Nagle usłyszała chichot, zaraz zaczęła szukać źródła.
-Cóż za temperament. Podoba mi się- odezwał się głęboki głos basiora.- Nie denerwuj się moja droga.
-Wyłaź!- Syknęła gotowa do walki. Ponownie jednak ciepły śmiech.
-Zaufaj mi, moja droga, nikt tu nie szuka zwady.
Gdzieś kilka metrów przed nią objawiło się światełko, które przybrało kształt wilka, by zaraz ukazać sylwetkę samca. Nie wyglądał na starego ale czasy jego świetności fizycznej były daleko za nim. Jednak jego oczy zainteresowały ją najbardziej. Były złote, dokładnie taki odcień, jak u matki.
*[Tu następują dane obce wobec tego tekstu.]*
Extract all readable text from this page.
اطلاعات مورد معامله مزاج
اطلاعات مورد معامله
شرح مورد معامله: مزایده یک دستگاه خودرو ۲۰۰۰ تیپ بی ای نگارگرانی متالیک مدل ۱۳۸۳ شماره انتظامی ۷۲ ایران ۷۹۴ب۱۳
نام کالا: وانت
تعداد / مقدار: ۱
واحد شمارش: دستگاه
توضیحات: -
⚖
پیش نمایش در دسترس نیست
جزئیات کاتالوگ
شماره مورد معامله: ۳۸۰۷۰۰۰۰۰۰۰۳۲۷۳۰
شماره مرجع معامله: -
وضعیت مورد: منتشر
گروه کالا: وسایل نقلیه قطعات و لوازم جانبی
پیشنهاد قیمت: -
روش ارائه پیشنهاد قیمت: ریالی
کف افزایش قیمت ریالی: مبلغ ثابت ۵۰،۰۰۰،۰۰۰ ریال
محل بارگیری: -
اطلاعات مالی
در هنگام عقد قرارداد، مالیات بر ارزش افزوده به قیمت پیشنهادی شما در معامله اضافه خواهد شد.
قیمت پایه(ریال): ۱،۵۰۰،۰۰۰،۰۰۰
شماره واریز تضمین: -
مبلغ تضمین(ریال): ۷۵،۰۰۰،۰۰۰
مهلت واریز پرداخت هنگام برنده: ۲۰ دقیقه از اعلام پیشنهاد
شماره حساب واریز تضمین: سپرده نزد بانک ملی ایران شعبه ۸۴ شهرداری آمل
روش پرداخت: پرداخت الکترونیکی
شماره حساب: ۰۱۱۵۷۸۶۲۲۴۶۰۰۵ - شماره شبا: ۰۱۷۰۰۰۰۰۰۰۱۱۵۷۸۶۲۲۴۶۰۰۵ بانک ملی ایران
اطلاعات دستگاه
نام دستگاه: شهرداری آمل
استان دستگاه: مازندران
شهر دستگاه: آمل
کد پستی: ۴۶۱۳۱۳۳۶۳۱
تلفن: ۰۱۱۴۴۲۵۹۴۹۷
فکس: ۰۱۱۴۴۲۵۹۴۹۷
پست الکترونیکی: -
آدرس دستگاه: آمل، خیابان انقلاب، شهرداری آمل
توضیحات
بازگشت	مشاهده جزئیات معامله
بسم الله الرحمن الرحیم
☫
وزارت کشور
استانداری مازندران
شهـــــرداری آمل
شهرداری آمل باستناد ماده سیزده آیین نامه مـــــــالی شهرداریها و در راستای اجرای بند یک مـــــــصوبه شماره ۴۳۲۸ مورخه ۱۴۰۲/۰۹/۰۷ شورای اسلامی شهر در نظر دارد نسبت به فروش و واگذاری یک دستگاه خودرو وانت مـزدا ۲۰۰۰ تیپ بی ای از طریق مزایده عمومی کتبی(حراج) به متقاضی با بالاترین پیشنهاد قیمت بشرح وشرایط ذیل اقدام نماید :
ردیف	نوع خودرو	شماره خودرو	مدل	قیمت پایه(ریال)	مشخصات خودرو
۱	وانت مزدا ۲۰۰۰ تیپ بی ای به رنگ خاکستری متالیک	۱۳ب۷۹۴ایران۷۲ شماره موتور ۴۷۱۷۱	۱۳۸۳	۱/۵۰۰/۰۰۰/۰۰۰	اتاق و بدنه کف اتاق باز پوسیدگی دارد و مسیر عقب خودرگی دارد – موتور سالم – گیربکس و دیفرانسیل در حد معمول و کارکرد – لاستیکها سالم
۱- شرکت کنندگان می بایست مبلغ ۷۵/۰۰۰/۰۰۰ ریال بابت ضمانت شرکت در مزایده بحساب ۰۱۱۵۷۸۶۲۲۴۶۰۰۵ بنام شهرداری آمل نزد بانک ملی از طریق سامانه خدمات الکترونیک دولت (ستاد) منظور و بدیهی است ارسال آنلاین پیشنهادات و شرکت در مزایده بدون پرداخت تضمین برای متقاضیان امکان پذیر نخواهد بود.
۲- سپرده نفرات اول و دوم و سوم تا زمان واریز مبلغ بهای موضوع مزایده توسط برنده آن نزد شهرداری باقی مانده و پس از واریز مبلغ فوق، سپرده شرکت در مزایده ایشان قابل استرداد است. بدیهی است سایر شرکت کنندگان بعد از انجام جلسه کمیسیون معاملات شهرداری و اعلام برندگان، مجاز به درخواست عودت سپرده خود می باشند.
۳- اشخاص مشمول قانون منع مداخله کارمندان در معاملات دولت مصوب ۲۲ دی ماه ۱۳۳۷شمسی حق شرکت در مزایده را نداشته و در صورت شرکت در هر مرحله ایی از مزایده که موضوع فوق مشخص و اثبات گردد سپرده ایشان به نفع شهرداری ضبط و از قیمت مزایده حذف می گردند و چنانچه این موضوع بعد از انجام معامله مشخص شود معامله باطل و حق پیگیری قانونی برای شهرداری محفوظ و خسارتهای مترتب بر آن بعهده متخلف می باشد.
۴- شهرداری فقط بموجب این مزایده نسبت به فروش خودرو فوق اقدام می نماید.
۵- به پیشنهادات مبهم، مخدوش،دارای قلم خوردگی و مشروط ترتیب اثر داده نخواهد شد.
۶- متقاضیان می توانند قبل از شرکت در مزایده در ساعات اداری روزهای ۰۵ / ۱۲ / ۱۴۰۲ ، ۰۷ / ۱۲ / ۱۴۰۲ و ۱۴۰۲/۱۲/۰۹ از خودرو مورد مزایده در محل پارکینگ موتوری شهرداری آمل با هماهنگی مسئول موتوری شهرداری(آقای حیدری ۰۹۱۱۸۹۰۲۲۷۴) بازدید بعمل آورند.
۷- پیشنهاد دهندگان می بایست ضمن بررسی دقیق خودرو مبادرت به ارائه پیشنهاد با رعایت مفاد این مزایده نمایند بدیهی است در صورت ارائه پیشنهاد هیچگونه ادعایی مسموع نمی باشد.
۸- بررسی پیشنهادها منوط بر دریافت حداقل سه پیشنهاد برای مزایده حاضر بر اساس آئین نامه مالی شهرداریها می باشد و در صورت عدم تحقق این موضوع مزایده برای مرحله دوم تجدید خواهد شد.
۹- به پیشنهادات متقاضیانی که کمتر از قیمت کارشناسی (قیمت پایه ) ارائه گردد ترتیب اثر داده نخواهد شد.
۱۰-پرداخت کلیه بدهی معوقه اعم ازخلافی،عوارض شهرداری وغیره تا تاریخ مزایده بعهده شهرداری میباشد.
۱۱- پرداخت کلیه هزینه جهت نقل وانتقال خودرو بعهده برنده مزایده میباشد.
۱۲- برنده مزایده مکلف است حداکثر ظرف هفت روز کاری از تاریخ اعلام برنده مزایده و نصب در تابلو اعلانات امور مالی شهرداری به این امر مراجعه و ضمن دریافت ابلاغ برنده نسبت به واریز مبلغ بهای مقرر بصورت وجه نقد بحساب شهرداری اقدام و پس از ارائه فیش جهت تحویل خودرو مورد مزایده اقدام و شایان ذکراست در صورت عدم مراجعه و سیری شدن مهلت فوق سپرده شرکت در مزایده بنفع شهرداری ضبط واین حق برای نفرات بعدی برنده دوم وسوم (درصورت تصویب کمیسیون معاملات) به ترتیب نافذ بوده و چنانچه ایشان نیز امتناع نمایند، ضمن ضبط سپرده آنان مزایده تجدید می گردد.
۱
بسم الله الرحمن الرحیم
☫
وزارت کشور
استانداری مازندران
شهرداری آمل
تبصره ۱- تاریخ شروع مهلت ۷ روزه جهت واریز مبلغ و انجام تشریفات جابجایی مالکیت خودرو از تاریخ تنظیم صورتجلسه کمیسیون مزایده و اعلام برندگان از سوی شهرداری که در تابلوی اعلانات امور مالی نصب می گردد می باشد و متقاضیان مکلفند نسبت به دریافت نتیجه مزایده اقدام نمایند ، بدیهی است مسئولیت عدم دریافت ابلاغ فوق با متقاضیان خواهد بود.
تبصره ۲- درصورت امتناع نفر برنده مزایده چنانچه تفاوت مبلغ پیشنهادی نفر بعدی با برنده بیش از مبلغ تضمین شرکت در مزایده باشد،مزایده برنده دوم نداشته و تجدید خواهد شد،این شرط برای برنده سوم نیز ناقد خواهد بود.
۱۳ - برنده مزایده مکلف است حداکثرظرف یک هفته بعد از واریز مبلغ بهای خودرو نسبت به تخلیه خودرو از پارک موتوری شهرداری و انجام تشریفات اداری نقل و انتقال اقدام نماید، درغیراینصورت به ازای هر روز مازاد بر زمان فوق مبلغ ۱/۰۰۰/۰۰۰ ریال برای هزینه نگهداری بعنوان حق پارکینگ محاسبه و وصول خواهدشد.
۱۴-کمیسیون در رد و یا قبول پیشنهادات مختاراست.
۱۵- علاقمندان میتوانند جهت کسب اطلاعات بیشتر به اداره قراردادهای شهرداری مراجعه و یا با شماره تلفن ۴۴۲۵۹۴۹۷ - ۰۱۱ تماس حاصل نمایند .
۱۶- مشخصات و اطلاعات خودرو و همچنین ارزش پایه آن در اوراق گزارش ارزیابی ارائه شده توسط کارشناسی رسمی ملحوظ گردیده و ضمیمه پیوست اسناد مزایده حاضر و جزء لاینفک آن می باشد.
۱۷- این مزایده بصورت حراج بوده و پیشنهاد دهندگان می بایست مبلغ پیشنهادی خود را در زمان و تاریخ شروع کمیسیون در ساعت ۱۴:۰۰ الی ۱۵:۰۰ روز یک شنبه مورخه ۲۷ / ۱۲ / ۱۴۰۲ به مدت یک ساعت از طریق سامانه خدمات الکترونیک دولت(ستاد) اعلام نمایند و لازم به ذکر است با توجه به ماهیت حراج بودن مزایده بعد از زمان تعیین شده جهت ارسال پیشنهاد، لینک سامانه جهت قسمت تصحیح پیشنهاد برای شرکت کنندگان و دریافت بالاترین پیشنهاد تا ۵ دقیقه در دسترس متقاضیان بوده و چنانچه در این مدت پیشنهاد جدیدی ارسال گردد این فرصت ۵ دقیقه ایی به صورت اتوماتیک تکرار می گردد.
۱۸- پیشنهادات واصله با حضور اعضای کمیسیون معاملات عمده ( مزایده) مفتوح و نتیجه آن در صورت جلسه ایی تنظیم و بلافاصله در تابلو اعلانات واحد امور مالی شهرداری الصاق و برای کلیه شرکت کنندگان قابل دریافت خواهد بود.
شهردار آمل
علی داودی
Wykonał ruch łapą, dający znać o swoich dobrych intencjach.
-Cieszę się, że moje oczy mogą się radować twym widokiem, Palette.
-Kim jesteś? Skąd mnie znasz?
-Ach, racja. Jestem ostatnim starszym bratem Astelle, twej matki.
-Czyli... Jesteś moim wujem?- Spytała się z lekkim wahaniem.
-Owszem- kiwnął głową. Nawet ciepły uśmiech mieli ten sam.- Widziałem cię raz, gdy moja siostra pokazała nam was, świeżo po porodzie... Żałuje, że nie dane było mi zobaczyć twego brata.
-Bywa- odparła szybko. Odchrząknęła zaraz.- Mógłbyś mi wyjaśnić to nieoczekiwane spotkanie?
-Prawda ale daj mi zaraz to wyjaśnić... Pozwól mi się nacieszyć widokiem siostrzenicy... Jesteś do niej taka podobna- powiedział ze zduszonym głosem. uciekła wzrokiem na bok.
-Naprawdę? Może trochę z wyglądu. Nie mamy wspólnych cech charakteru...
-Widzę tą samą zawziętość i poczucie obowiązku w oczach- zachichotał.- Uwierz mi, dostrzegam odbicie wspomnienia Astelle u ciebie.
-Naprawdę?- Szepnęła głucho. Nigdy tego nie słyszała. Było to jednak jak bezcenna wiadomość...
-Tak... Ale... Wracając do naszego spotkania...- Westchnął nim spojrzał znów w jej oczy. Tym razem była tam powaga i pewnym rodzaj smutku.- Potrzebuje twojej pomocy.